The latest “argument” against the passage of Proposition 8 has come out this week in the form of sarcasm. They’re hoping that you would think their argument is absurd, outlawing divorce due to the “sanctity of marriage” and to protect children and the sacred institution of marriage. The “gotcha” comes when they reveal they are using the words used in the Yes on 8 campaign against gay marriage.
For the anti Prop. 8 crowd who are trumpeting this call against what they would like to call hypocrisy, I would ask why the majority of that very same crowd can justify so cavalierly the ending of an innocent life, yet they picket outside San Quentin when mass murderers are put to death for their crimes, or live in trees for months on end so they won’t be cut down for the sake of development. A tree!
You see? The “hypocrisy” thing goes both ways.
But let me say this. We have to admit that our culture has asked for this. The divorce rate is astronomical. I could write a book on why, and how to avoid the pitfalls. As a single guy who has never married, I’m not sure that book would sell. But it is beyond debate that marriages are under assault. Not only from the outside, but from within.

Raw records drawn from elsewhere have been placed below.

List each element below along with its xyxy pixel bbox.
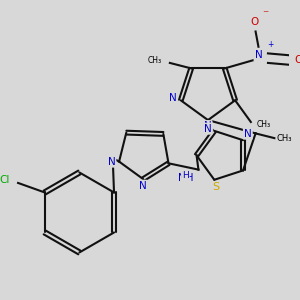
Text: N: N: [139, 181, 147, 191]
Text: CH₃: CH₃: [148, 56, 162, 64]
Text: NH: NH: [178, 173, 193, 183]
Text: CH₃: CH₃: [276, 134, 292, 143]
Text: N: N: [204, 121, 212, 131]
Text: N: N: [255, 50, 262, 60]
Text: H: H: [182, 172, 189, 181]
Text: O: O: [250, 17, 259, 27]
Text: CH₃: CH₃: [257, 120, 271, 129]
Text: N: N: [244, 128, 252, 139]
Text: Cl: Cl: [0, 175, 10, 185]
Text: S: S: [213, 182, 220, 192]
Text: +: +: [268, 40, 274, 49]
Text: N: N: [108, 157, 115, 166]
Text: N: N: [204, 124, 212, 134]
Text: O: O: [294, 55, 300, 65]
Text: N: N: [169, 93, 177, 103]
Text: ⁻: ⁻: [262, 8, 268, 21]
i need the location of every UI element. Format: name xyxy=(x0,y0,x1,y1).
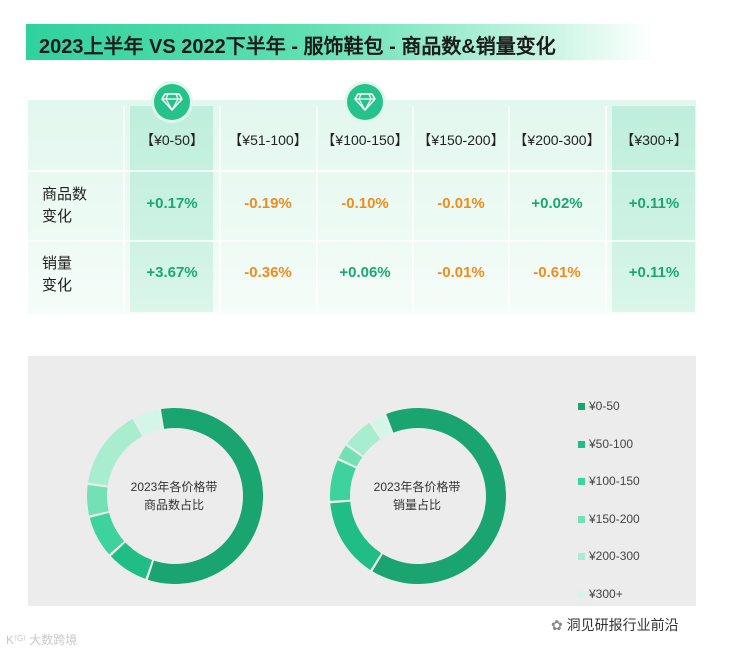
donut-slice-3 xyxy=(89,512,125,555)
legend-swatch xyxy=(578,515,585,523)
donut-slice-1 xyxy=(147,408,263,584)
highlight-column xyxy=(612,106,695,312)
legend-item: ¥300+ xyxy=(578,586,678,602)
column-divider xyxy=(508,106,510,312)
legend-label: ¥50-100 xyxy=(589,436,634,451)
donut-slice-4 xyxy=(87,484,109,516)
column-divider xyxy=(605,106,607,312)
donut-slice-3 xyxy=(330,460,356,501)
legend-swatch xyxy=(578,440,585,448)
donut-center-label-product-count: 2023年各价格带 商品数占比 xyxy=(130,480,218,512)
legend-swatch xyxy=(578,590,585,598)
wechat-icon: ✿ xyxy=(551,617,567,633)
change-value: +0.17% xyxy=(146,195,198,212)
legend-label: ¥200-300 xyxy=(589,549,640,563)
column-header: 【¥100-150】 xyxy=(321,132,409,148)
donut-slice-2 xyxy=(110,542,153,579)
legend-swatch xyxy=(578,478,585,485)
donut-slice-1 xyxy=(372,408,507,584)
change-value: -0.61% xyxy=(533,264,581,281)
donut-center-label-sales: 2023年各价格带 销量占比 xyxy=(373,480,461,512)
legend-item: ¥150-200 xyxy=(578,511,678,527)
watermark-right-text: 洞见研报行业前沿 xyxy=(566,617,679,633)
row-label: 商品数 变化 xyxy=(42,186,88,225)
change-value: -0.10% xyxy=(341,195,389,212)
donut-slice-6 xyxy=(371,414,392,439)
change-table: 【¥0-50】 【¥51-100】 【¥100-150】 【¥150-200】 【¥20… xyxy=(28,100,696,314)
row-divider xyxy=(28,170,696,172)
donut-slice-4 xyxy=(338,445,363,467)
column-divider xyxy=(316,106,318,312)
diamond-icon xyxy=(347,84,383,120)
change-value: -0.19% xyxy=(244,195,292,212)
column-header: 【¥300+】 xyxy=(620,132,688,148)
watermark-right: ✿ 洞见研报行业前沿 xyxy=(551,615,679,635)
donut-charts xyxy=(87,408,507,584)
donut-slice-5 xyxy=(347,422,381,456)
diamond-icon xyxy=(154,84,190,120)
legend-item: ¥200-300 xyxy=(578,548,678,564)
legend-item: ¥0-50 xyxy=(578,398,678,414)
column-divider xyxy=(219,106,221,312)
column-header: 【¥51-100】 xyxy=(228,132,308,148)
watermark-logo-icon: K⁽ᴳ⁾ xyxy=(6,633,30,647)
row-divider xyxy=(28,240,696,242)
highlight-column xyxy=(130,106,213,312)
title-banner: 2023上半年 VS 2022下半年 - 服饰鞋包 - 商品数&销量变化 xyxy=(26,24,654,60)
legend-item: ¥100-150 xyxy=(578,473,678,489)
legend-label: ¥0-50 xyxy=(589,399,620,413)
watermark-left: K⁽ᴳ⁾ 大数跨境 xyxy=(6,631,77,648)
column-divider xyxy=(412,106,414,312)
legend-item: ¥50-100 xyxy=(578,436,678,452)
donut-slice-6 xyxy=(134,409,163,436)
change-value: +0.02% xyxy=(531,195,583,212)
change-value: -0.01% xyxy=(437,195,485,212)
watermark-left-text: 大数跨境 xyxy=(29,633,78,647)
column-header: 【¥0-50】 xyxy=(140,132,204,148)
legend-label: ¥100-150 xyxy=(589,474,640,488)
change-value: +0.06% xyxy=(339,264,391,281)
legend-label: ¥150-200 xyxy=(589,511,640,526)
column-divider xyxy=(123,106,125,312)
change-value: +0.11% xyxy=(628,195,680,212)
change-value: -0.01% xyxy=(437,264,485,281)
legend-swatch xyxy=(578,403,585,410)
column-header: 【¥200-300】 xyxy=(513,132,601,148)
donut-slice-2 xyxy=(330,501,382,570)
page-title: 2023上半年 VS 2022下半年 - 服饰鞋包 - 商品数&销量变化 xyxy=(39,36,556,58)
column-header: 【¥150-200】 xyxy=(417,132,505,148)
change-value: -0.36% xyxy=(244,264,292,281)
legend-swatch xyxy=(578,553,585,560)
change-value: +3.67% xyxy=(146,264,198,281)
donut-slice-5 xyxy=(88,418,143,486)
row-label: 销量 变化 xyxy=(42,255,73,294)
change-value: +0.11% xyxy=(628,264,680,281)
legend-label: ¥300+ xyxy=(589,586,623,601)
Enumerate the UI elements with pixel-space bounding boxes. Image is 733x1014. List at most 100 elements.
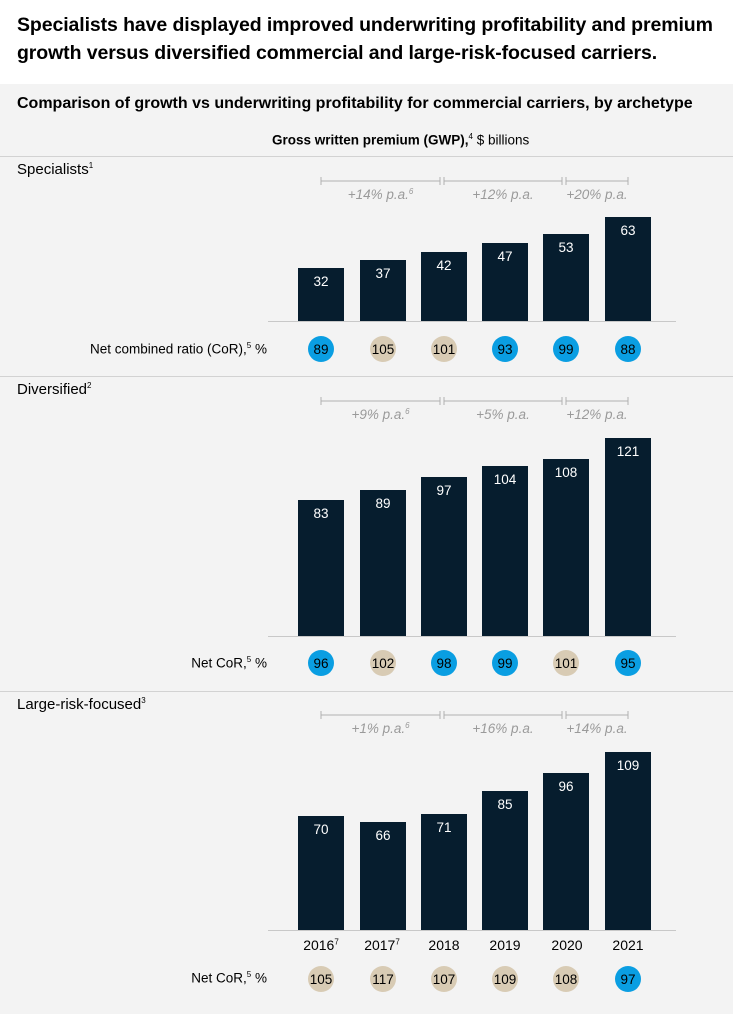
gwp-label-unit: $ billions xyxy=(472,132,530,148)
gwp-label-text: Gross written premium (GWP), xyxy=(272,132,469,148)
bar-value-label: 37 xyxy=(375,266,390,281)
year-label-text: 2018 xyxy=(428,937,460,953)
bar-value-label: 97 xyxy=(436,483,451,498)
section-divider xyxy=(0,376,733,377)
cor-label-footnote: 5 xyxy=(246,970,252,979)
cor-value-label: 88 xyxy=(620,342,635,357)
year-label: 2021 xyxy=(598,937,658,953)
growth-rate-label: +20% p.a. xyxy=(566,187,627,202)
cor-value-label: 109 xyxy=(494,972,517,987)
growth-rate-label: +16% p.a. xyxy=(472,721,533,736)
growth-rate-text: +12% p.a. xyxy=(472,187,533,202)
growth-rate-text: +12% p.a. xyxy=(566,407,627,422)
year-label-text: 2016 xyxy=(303,937,335,953)
header: Specialists have displayed improved unde… xyxy=(0,0,733,84)
bar-value-label: 47 xyxy=(497,249,512,264)
growth-rate-label: +1% p.a.6 xyxy=(351,721,410,736)
year-label-text: 2020 xyxy=(551,937,583,953)
cor-circle-profitable xyxy=(431,650,457,676)
cor-label-unit: % xyxy=(251,341,267,357)
year-label-text: 2017 xyxy=(364,937,396,953)
cor-value-label: 89 xyxy=(313,342,328,357)
cor-circle-profitable xyxy=(492,650,518,676)
cor-row-label: Net combined ratio (CoR),5 % xyxy=(90,341,267,357)
cor-circle-profitable xyxy=(553,336,579,362)
bar-value-label: 83 xyxy=(313,506,328,521)
cor-label-unit: % xyxy=(251,970,267,986)
section-title-specialists: Specialists1 xyxy=(17,161,93,178)
cor-value-label: 96 xyxy=(313,656,328,671)
year-label-footnote: 7 xyxy=(334,937,339,947)
year-label: 20167 xyxy=(291,937,351,953)
cor-value-label: 101 xyxy=(555,656,578,671)
bar xyxy=(421,477,467,636)
section-title-footnote: 2 xyxy=(87,381,92,390)
cor-value-label: 107 xyxy=(433,972,456,987)
growth-rate-label: +12% p.a. xyxy=(566,407,627,422)
cor-circle-profitable xyxy=(615,650,641,676)
bar-value-label: 109 xyxy=(617,758,640,773)
bar xyxy=(605,217,651,321)
growth-rate-text: +1% p.a. xyxy=(351,721,405,736)
cor-value-label: 99 xyxy=(558,342,573,357)
year-label-text: 2021 xyxy=(612,937,644,953)
section-title-text: Specialists xyxy=(17,161,89,178)
section-divider xyxy=(0,691,733,692)
cor-circle-unprofitable xyxy=(370,650,396,676)
cor-label-text: Net combined ratio (CoR), xyxy=(89,341,247,357)
bar-value-label: 96 xyxy=(558,779,573,794)
growth-rate-footnote: 6 xyxy=(409,187,414,196)
bar xyxy=(482,243,528,321)
bar xyxy=(298,268,344,321)
growth-rate-text: +9% p.a. xyxy=(351,407,405,422)
chart-subtitle: Comparison of growth vs underwriting pro… xyxy=(17,95,693,112)
bar xyxy=(605,438,651,636)
growth-rate-text: +16% p.a. xyxy=(472,721,533,736)
section-title-text: Diversified xyxy=(17,381,88,398)
cor-value-label: 102 xyxy=(372,656,395,671)
cor-label-unit: % xyxy=(251,655,267,671)
cor-circle-unprofitable xyxy=(431,966,457,992)
cor-value-label: 99 xyxy=(497,656,512,671)
cor-value-label: 117 xyxy=(372,972,394,987)
year-label: 20177 xyxy=(352,937,412,953)
year-label-footnote: 7 xyxy=(395,937,400,947)
cor-circle-profitable xyxy=(308,336,334,362)
bar xyxy=(543,234,589,321)
bar-value-label: 70 xyxy=(313,822,328,837)
year-label-text: 2019 xyxy=(489,937,521,953)
gwp-axis-label: Gross written premium (GWP),4 $ billions xyxy=(272,132,529,148)
cor-label-text: Net CoR, xyxy=(191,655,247,671)
bar xyxy=(482,466,528,636)
cor-value-label: 98 xyxy=(436,656,451,671)
cor-circle-unprofitable xyxy=(431,336,457,362)
growth-rate-text: +20% p.a. xyxy=(566,187,627,202)
cor-value-label: 101 xyxy=(433,342,456,357)
cor-circle-profitable xyxy=(308,650,334,676)
section-title-diversified: Diversified2 xyxy=(17,381,91,398)
growth-rate-text: +5% p.a. xyxy=(476,407,530,422)
year-label: 2020 xyxy=(537,937,597,953)
growth-rate-label: +9% p.a.6 xyxy=(351,407,410,422)
bar-value-label: 121 xyxy=(617,444,640,459)
cor-circle-profitable xyxy=(492,336,518,362)
cor-circle-unprofitable xyxy=(492,966,518,992)
cor-value-label: 105 xyxy=(310,972,333,987)
bar xyxy=(360,490,406,636)
growth-rate-label: +12% p.a. xyxy=(472,187,533,202)
growth-rate-label: +14% p.a. xyxy=(566,721,627,736)
cor-circle-unprofitable xyxy=(308,966,334,992)
bar xyxy=(421,814,467,930)
cor-circle-profitable xyxy=(615,966,641,992)
bar-value-label: 108 xyxy=(555,465,578,480)
cor-circle-unprofitable xyxy=(370,966,396,992)
cor-value-label: 108 xyxy=(555,972,578,987)
bar-value-label: 85 xyxy=(497,797,512,812)
year-label: 2019 xyxy=(475,937,535,953)
growth-rate-footnote: 6 xyxy=(405,407,410,416)
section-title-footnote: 3 xyxy=(141,696,146,705)
growth-rate-label: +14% p.a.6 xyxy=(348,187,414,202)
growth-rate-text: +14% p.a. xyxy=(348,187,409,202)
bar xyxy=(360,822,406,930)
year-label: 2018 xyxy=(414,937,474,953)
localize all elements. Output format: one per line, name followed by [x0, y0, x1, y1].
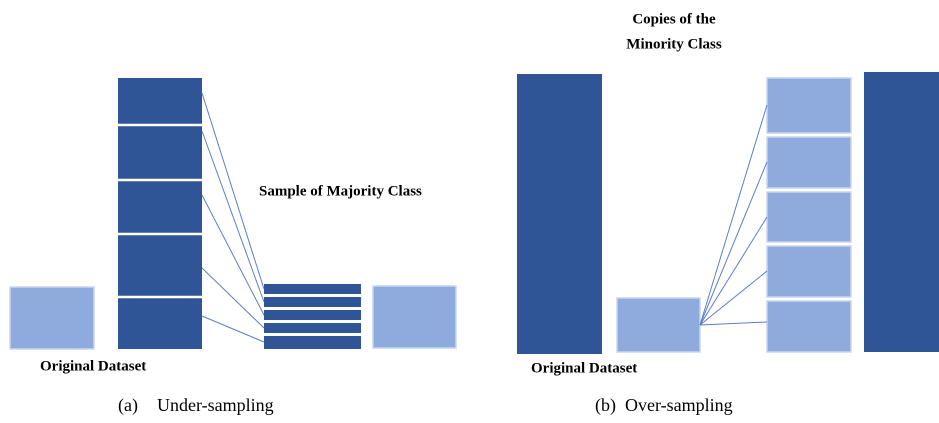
copies-label: Copies of the [632, 11, 716, 27]
connector [699, 104, 768, 326]
connector [201, 267, 265, 329]
connector [201, 92, 265, 290]
copy-box [766, 300, 852, 353]
connector [201, 130, 265, 303]
connector [699, 161, 768, 326]
sample-strip [264, 284, 361, 294]
connector [201, 315, 265, 343]
copy-box [766, 191, 852, 243]
connector [699, 321, 768, 326]
connector [699, 270, 768, 326]
original-label: Original Dataset [40, 358, 146, 374]
minority-box [372, 285, 457, 349]
original-label: Original Dataset [531, 360, 637, 376]
majority-box [864, 72, 939, 352]
connector [201, 194, 265, 316]
caption-tag: (a) [118, 395, 138, 416]
minority-box [616, 297, 701, 353]
majority-stack [118, 78, 202, 349]
copy-box [766, 245, 852, 298]
panel-under-sampling: Sample of Majority Class Original Datase… [9, 78, 457, 416]
sample-strip [264, 323, 361, 333]
sample-strip [264, 297, 361, 307]
caption-text: Under-sampling [157, 395, 274, 415]
caption-text: Over-sampling [625, 395, 733, 415]
sample-strip [264, 310, 361, 320]
sample-label: Sample of Majority Class [259, 183, 422, 199]
minority-box [9, 286, 95, 350]
panel-over-sampling: Copies of the Minority Class Original Da… [517, 11, 939, 416]
caption-tag: (b) [595, 395, 616, 416]
copy-box [766, 77, 852, 134]
copy-box [766, 136, 852, 189]
majority-box [517, 74, 602, 354]
copies-label: Minority Class [626, 36, 722, 52]
sample-strip [264, 336, 361, 349]
connector [699, 216, 768, 326]
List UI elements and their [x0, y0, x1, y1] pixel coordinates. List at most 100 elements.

Many people I know have endured divorce. In most cases, I have to say they made the right decisions in getting out of their abusive and damaging relationships. However, I have heard many of those very same people admit that they saw signs before the wedding day of the very things which eventually destroyed the relationships.
Believe me, I hate being alone. And I’m scared to live the rest of my life alone, and to die alone. My parents are each approaching their mid 70s, and both have health issues which are in varying degrees of seriousness. I can’t imagine either one of them without the other. I don’t want to be in my 70s and alone. Heck, I’m not enjoying be in my 40s and being alone. But despite my fear of that, I fear more the concept of being in a marriage which was practically doomed before it began.
I originally had a much different ending to this post, but I’ve chosen to go a different direction after reviewing my Veteran’s Day post. It changed my mood about things, and thus, changed the tone in which I want to end this post. Whether or not you’re married is not the point I want to make. I would simply like to issue you the same challenge I’m giving myself. That we would live our lives consistently, not giving anyone room to make claims of inconsistencies in us. It’s wonderful to be politically active, particularly on issues which have a direct affect on the moral culture of our state and country. But let’s also declare war against the battle within. It’s one thing to stand on a street corner waving signs at passing cars. It’s another thing to take time and spend it with hurting people and loving them…when no one is looking. It’s another thing to do the right thing…when no one is looking.